El resultado de las PASO fue contundente. Falta el conteo de los números finos pero el Frente para la Victoria se impuso claramente en las elecciones. Pese a que varios celebraron anoche, el gran ganador fue Daniel Scioli. El segundo lugar de Mauricio Macri abre un escenario de interrogantes. Quedó más cerca de lo que se esperaba de Sergio Massa, el tercero en discordia.

El FPV confirmó que tiene un piso electoral muy fuerte, sumado al fenómeno inédito de la imagen positiva de la presidenta Cristina Fernández que deja su mandato con un alto grado de aprobación. La fórmula del oficialismo hizo una gran elección incluso en provincias que a priori parecían adversas como Santa Fe o Mendoza, pero quedó lejos en Córdoba. Las especulaciones sobre números para octubre son complicadas. No está claro que los votantes repitan exactamente igual sus preferencias.

Hay quienes votan a ganador y otros que cambian su sufragio por un voto útil. ¿A quién irán los votos de José Manuel de la Sota y de Adolfo Rodríguez Saá? ¿Son votos del peronismo o partirán al PRO? ¿Los votantes de Massa persistirán en la primera vuelta o anticiparán su posición en el balotaje?.

Las encuestas previas sostienen que más del 50% de los votantes de De la Sota, Ernesto Sanz y Elisa Carrió no se mantendrían en el Frente Renovador o en Cambiemos. Macri tiene mucho para replantearse. ¿Fue correcta su estrategia de ir con una fórmula pura? ¿El diseño de Jaime Duran Barba rindió sus frutos? Con la lectura de los números en caliente el balance no parece el mejor para el alcalde porteño.

Tal vez por eso el retintín que empezó temprano en cada aparición de los candidatos del PRO sobre los presuntos robos de boletas y el planteo de ir al voto electrónico. Si la noche de la elección el discurso se centra en el mecanismo de votación y no en la decisión de los votantes, es toda una señal de la realidad que se atraviesa. El líder de Cambiemos volvió a justificar su cambio de discurso después de la segunda vuelta porteña. En ese camino exaltó tanto al peronismo como al liberalismo, una combinación que en el pasado llevó al país a su peor momento.

El argumento de que la mayoría de la gente vota contra el oficialismo pero gana el FPV porque el sistema electoral es malo no aguanta la argumentación de un debate de escuela primaria. Las PASO son también ordenadoras. Los argentinos llevan años asistiendo a la persistente presencia de un grupo de dirigentes que entienden a la política casi exclusivamente como la aparición en los medios de comunicación, sin presencia territorial y, especialmente, con una incapacidad manifiesta para construir una oferta electoral que atraiga al voto popular.

La expresión más clara es sin dudas Elisa Carrió, pitonisa siempre apocalíptica que desborda programas de televisión y cuando pone a consideración su figura en las urnas recibe apenas el 2% de los votos. Cuando esta nota se cerró, Lilita cosechaba 171 mil votos, bastante menos que los minutos de televisión que acumula sobre sus hombros. A la tarde denunció fraude y anticipó que “Dios va a hacer tronar el escarmiento”. Debe ser muy difícil aceptar el sistemático rechazo de un pueblo al que se quiere “salvar” en contra de su propia voluntad.

Al final de cuentas es el juego de la democracia y se acepta como tal. Algo parecido pasa con el titular de la UCR Ernesto Sanz. El mendocino fue el factótum del acuerdo con Macri. Su performance sirvió para confirmar que el radicalismo se ha transformado en una coalición de partidos provinciales sin liderazgo nacional. A esta altura es muy difícil pensar en la posibilidad de la reconstrucción del partido que jugó un papel central en la construcción de la democracia argentina.

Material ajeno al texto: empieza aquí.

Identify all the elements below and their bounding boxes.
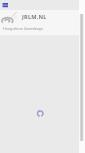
button[interactable]: Logo: [2, 2, 9, 8]
staticText: Fotografie en Gamedesign: [3, 27, 43, 31]
staticText: JRLM.NL: [22, 13, 47, 21]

Al final, el peronismo resolvió de manera civilizada la interna en la provincia de Buenos Aires. Según los datos provisorios, Aníbal Fernández superó a su rival y también la denuncia mediática que casualmente una semana antes de las elecciones intentó vincularlo con el narcotráfico y acusarlo de ser autor intelectual de un triple crimen.

Pero el dato tal vez más impactante de la jornada empezaba a develarse ya entrada la madrugada cuando se consolidaban los números de los distintos distritos de la provincia de Buenos Aires donde varios precandidatos de La Cámpora se imponían en sus distritos sobre los barones del Conurbano. De consolidarse esa tendencia en octubre, la agrupación juvenil rompería con el estigma más importante que le achacaban sus detractores, que era la falta de gestión a partir de la voluntad popular.